Drittens: die Ruinierung der selbst gesetzten Werte durch Doppelmoral. Es gibt bleischwere Resolutionen des Sicherheitsrats wie Nr. 1441 zum Irak, und es gibt federleichte wie diejenigen, die Israel zum Rückzug aus den besetzten Gebieten auffordern – Verstöße dagegen haben keinerlei Konsequenzen. Menschenleben haben eben in bestimmten Ländern einen ungleich höheren Wert als in anderen.
Diese Desavouierung der westlichen Werte von Demokratie, Freiheit und Menschenrechten dürfte mehr Hoffnungslosigkeit und Terror produziert haben als hunderte fundamentalistische Koranschulen zusammen. Zugespitzt formuliert, wird hier regelrecht mit Menschentötungslizenzen gedealt. Motto: Wenn die USA gefangene Taliban folterähnlichen Zuständen aussetzen, darf Russland weiter Kriegsverbrechen in Tschetschenien begehen. Wenn die einen den Irak angreifen, kriegen die anderen dort auch Ölförderrechte.

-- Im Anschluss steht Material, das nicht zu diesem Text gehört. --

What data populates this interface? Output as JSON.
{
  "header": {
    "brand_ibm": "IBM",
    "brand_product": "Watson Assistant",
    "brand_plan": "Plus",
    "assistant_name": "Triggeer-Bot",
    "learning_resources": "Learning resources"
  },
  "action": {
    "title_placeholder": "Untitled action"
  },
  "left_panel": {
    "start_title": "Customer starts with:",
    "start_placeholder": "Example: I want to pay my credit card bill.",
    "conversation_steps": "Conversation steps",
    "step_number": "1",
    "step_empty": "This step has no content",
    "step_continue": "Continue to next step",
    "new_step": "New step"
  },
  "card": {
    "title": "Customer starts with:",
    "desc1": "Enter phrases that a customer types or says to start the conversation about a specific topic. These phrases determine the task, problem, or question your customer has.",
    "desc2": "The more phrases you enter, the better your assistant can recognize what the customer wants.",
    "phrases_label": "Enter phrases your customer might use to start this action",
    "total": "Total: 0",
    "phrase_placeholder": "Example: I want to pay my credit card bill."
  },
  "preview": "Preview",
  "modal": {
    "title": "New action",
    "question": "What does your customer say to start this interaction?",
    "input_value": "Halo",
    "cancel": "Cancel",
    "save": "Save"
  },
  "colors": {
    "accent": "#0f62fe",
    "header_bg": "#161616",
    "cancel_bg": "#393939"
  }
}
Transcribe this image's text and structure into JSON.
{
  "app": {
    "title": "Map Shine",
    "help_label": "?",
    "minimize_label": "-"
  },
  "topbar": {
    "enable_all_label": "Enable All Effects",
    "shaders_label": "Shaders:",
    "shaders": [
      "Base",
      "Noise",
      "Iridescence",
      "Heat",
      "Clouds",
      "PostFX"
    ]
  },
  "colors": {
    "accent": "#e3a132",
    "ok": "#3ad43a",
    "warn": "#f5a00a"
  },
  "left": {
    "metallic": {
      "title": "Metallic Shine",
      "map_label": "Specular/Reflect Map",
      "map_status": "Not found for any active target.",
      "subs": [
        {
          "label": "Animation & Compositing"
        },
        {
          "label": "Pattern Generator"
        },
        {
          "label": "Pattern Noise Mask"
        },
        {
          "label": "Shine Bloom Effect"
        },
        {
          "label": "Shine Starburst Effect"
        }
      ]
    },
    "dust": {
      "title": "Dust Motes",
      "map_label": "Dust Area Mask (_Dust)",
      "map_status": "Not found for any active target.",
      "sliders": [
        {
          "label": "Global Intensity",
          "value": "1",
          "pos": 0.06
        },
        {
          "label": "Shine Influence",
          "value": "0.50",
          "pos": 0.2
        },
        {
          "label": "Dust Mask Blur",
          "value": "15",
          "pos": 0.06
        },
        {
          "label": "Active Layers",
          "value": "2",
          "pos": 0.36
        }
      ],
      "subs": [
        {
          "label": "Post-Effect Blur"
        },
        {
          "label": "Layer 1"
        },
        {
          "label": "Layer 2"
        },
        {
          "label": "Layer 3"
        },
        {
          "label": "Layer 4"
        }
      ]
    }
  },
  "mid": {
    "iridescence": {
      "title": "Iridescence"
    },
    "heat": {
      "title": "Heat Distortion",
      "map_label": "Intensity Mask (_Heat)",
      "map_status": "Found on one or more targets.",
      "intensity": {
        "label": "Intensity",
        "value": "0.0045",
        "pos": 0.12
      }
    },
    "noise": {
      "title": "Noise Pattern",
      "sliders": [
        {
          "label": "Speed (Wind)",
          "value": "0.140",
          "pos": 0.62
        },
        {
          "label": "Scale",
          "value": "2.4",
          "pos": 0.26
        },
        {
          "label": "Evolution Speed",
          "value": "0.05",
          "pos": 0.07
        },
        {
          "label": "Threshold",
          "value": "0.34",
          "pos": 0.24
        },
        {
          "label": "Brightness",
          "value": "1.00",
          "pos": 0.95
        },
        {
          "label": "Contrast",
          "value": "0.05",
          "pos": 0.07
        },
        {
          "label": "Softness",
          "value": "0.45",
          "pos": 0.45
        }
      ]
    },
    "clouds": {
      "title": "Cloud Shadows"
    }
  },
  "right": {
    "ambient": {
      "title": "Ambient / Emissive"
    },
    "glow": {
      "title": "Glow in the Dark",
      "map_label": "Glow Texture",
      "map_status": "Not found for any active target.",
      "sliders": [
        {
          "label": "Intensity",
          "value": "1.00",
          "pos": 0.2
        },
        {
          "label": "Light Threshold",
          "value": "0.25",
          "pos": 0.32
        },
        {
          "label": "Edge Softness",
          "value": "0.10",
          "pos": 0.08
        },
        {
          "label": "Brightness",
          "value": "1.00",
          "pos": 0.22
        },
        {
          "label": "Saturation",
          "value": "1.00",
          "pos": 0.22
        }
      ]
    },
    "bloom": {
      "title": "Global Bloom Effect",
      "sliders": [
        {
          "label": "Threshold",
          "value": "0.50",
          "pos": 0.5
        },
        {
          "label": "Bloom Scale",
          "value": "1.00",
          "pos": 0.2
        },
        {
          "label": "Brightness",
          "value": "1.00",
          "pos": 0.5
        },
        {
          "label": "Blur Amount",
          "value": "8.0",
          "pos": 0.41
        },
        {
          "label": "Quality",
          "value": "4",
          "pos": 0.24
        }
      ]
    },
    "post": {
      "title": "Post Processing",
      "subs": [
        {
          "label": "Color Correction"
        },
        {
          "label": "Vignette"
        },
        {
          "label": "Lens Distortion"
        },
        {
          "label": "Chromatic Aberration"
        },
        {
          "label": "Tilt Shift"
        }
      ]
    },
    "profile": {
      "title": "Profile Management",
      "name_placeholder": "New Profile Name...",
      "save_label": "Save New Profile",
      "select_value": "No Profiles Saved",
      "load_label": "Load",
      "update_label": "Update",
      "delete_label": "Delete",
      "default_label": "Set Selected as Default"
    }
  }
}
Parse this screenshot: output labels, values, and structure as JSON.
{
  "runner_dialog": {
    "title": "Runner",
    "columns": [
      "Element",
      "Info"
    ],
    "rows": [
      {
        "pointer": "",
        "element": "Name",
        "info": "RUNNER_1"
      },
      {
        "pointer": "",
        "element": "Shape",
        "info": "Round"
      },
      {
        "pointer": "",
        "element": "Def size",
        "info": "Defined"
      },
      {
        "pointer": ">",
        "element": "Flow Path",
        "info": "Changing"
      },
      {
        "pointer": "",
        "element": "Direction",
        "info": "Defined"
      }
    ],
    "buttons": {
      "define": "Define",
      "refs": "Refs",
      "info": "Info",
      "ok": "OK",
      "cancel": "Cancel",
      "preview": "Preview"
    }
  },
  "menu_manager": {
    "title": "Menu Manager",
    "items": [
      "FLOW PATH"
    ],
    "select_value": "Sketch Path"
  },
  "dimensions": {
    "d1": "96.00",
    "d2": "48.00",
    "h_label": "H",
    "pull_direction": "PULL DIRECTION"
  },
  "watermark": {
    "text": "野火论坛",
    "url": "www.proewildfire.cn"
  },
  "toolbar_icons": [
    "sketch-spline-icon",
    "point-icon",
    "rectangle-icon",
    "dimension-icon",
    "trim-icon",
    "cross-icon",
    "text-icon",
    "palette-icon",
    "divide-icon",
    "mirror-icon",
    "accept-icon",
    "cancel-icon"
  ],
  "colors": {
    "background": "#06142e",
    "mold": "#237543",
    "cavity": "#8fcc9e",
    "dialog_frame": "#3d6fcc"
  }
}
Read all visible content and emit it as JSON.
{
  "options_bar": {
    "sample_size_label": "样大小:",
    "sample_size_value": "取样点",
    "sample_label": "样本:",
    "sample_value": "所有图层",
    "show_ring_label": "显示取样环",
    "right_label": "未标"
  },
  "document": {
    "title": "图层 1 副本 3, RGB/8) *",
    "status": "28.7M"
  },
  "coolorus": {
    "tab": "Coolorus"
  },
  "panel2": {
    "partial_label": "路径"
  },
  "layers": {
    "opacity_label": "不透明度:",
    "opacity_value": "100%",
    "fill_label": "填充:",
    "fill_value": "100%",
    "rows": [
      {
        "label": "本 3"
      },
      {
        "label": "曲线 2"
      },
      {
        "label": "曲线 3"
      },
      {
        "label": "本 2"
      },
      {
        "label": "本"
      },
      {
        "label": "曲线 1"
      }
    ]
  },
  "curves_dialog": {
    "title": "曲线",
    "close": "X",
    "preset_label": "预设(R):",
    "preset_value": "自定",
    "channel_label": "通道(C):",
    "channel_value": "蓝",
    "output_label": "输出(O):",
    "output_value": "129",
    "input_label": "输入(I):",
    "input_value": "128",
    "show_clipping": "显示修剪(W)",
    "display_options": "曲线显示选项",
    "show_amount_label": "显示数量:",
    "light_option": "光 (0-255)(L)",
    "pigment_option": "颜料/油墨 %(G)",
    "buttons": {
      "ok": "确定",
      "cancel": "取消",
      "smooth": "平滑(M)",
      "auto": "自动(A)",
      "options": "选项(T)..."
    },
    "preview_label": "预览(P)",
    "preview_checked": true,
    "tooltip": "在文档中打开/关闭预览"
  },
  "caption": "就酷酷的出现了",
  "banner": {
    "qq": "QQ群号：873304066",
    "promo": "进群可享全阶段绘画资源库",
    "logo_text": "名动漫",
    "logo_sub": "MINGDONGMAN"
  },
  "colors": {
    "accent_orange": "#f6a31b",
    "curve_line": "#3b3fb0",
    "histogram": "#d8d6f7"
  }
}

Aus alldem folgt: Die internationale Zivilgesellschaft muss den UN-Sicherheitsrat unter Dauerstress setzen. Rund 60 Teilnehmerinnen eines internationalen Workshops, der von der Frauenaktion Scheherazade und der Heinrich-Böll-Stiftung veranstaltet wurde, haben deshalb bereits im September 2002 einen „Weltfrauensicherheitsrat in Gründung“ ausgerufen. Er soll drei Fliegen mit einer Klappe schlagen: den UN-Sicherheitsrat kritisch beobachten, als „alternativer“ oder „oppositioneller“ Sicherheitsrat die Stimmen der Frauen hörbar machen und neue zivile Konfliktlösungen entwickeln.
Auch auf nationaler Ebene entwickelt sich nun eine ähnliche Initiative. NGO-Aktivistinnen und Friedensforscherinnen haben Mitte Januar beschlossen, einen Frauensicherheitsrat oder runden Tisch einzurichten, der die deutsche Außenpolitik während der zweijährigen Mitgliedschaft Deutschlands im Sicherheitsrat kritisch begleitet.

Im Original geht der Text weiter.